Fieldfisher LLP is a limited liability partnership registered in England and Wales with registered number OC318472. A list of members is open to inspection at the registered office, Riverbank House, 2 Swan Lane, London EC4R 3TT. We use the term “partner” to refer to a member of Fieldfisher LLP, or an employee or consultant of equivalent standing and qualifications.
Our professional indemnity insurers are QBE UK Limited, Plantation Place, 30 Fenchurch Street, London EC3M 3BD, Starr Insurance (Europe) Limited, registered address 4th Floor, 30 Fenchurch Avenue, London EC3M 5AD, Axis Speciality Europe SE, 4th Floor, Plantation Place South, 60 Great Tower Street, London EC3R 5AZ and Lloyds Syndicate 1967 WRB, 14th Floor, 52 Lime Street, London EC3M 7AF. The territorial coverage of our policy is worldwide and substantially exceeds the minimum cover required by our regulators.
16. Matters Beyond Reasonable Control
We will not be liable to you and or another if we fail to meet our obligations due to matters beyond our reasonable control.
17. Register of Overseas Entities
If, during the course of acting for you, you are or any other party in the matter is required to register as an Overseas Entity in accordance with the Economic Crime Transparency and Enforcement Act 2022, we are not instructed:
(i) to make such an application to register you or the party on the Register of Overseas Entities established and maintained by Companies House; or
(ii) verify the information identifying registrable beneficial owners or any information relating to any such application.
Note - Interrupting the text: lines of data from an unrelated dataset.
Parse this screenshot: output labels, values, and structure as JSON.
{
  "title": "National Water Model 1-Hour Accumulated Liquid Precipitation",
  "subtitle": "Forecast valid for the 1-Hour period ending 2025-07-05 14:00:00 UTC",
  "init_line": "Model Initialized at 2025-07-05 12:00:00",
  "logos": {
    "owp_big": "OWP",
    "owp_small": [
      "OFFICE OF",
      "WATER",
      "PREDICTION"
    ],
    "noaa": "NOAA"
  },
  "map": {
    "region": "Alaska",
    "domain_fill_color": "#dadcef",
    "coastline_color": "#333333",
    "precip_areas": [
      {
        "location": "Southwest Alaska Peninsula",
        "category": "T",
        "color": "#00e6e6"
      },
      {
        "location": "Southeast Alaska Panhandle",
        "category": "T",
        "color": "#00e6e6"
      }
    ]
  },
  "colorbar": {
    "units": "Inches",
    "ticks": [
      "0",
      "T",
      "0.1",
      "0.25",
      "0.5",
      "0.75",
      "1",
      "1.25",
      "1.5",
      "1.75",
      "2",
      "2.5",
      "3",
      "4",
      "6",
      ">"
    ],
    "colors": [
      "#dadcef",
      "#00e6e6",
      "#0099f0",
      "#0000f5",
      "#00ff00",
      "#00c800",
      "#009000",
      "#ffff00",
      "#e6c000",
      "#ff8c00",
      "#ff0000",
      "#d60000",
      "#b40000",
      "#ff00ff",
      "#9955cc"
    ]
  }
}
If you instruct a third party to identify and verify beneficial owners and/or any other information relating to the application, the third party is solely responsible for identifying and verifying the beneficial owners and no liability attaches Fieldfisher.
If you supply us with information to supply a third party to carry out the necessary due diligence and verification process, it is your sole responsibility to ensure the accuracy of that information. In supplying that information we do warrant to the third party that the information is correct or that we are instructed (explicitly or impliedly) that it is.
For the avoidance of doubt, in the event you or any other party engage in discussions with us about the identification of beneficial owners, any view or opinion expressed by Fieldfisher does not constitute formal identification or verification and cannot be relied on by you or any other party.
We agree not to transfer or deal with any rights or obligations which arise while acting for you without prior written consent.
We reserve the right to novate our retainer/engagement to a transferee of all or part of our business. A novation will take effect on written notice from us so that:
(i) the transferee will be substituted for us with effect from the date specified in the notice and we will no longer have any rights or obligations under the retainer in respect of work performed prior to that date; and
(ii) the firm's aggregated liability of us and the transferee will not exceed the limit of our liability before the novation took place. We may also transfer or deal with our rights in any unpaid invoice without notice.
Our engagement will be governed by and construed in accordance with English law. Any disputes or claims arising shall be subject to the exclusive jurisdiction of the Courts of England and Wales to which you irrevocably submit, save that, at our election, we may institute proceedings and pursue a claim for unpaid fees against a client in their local jurisdiction and Court. We reserve the express right to seek and recover damages and costs as appropriate.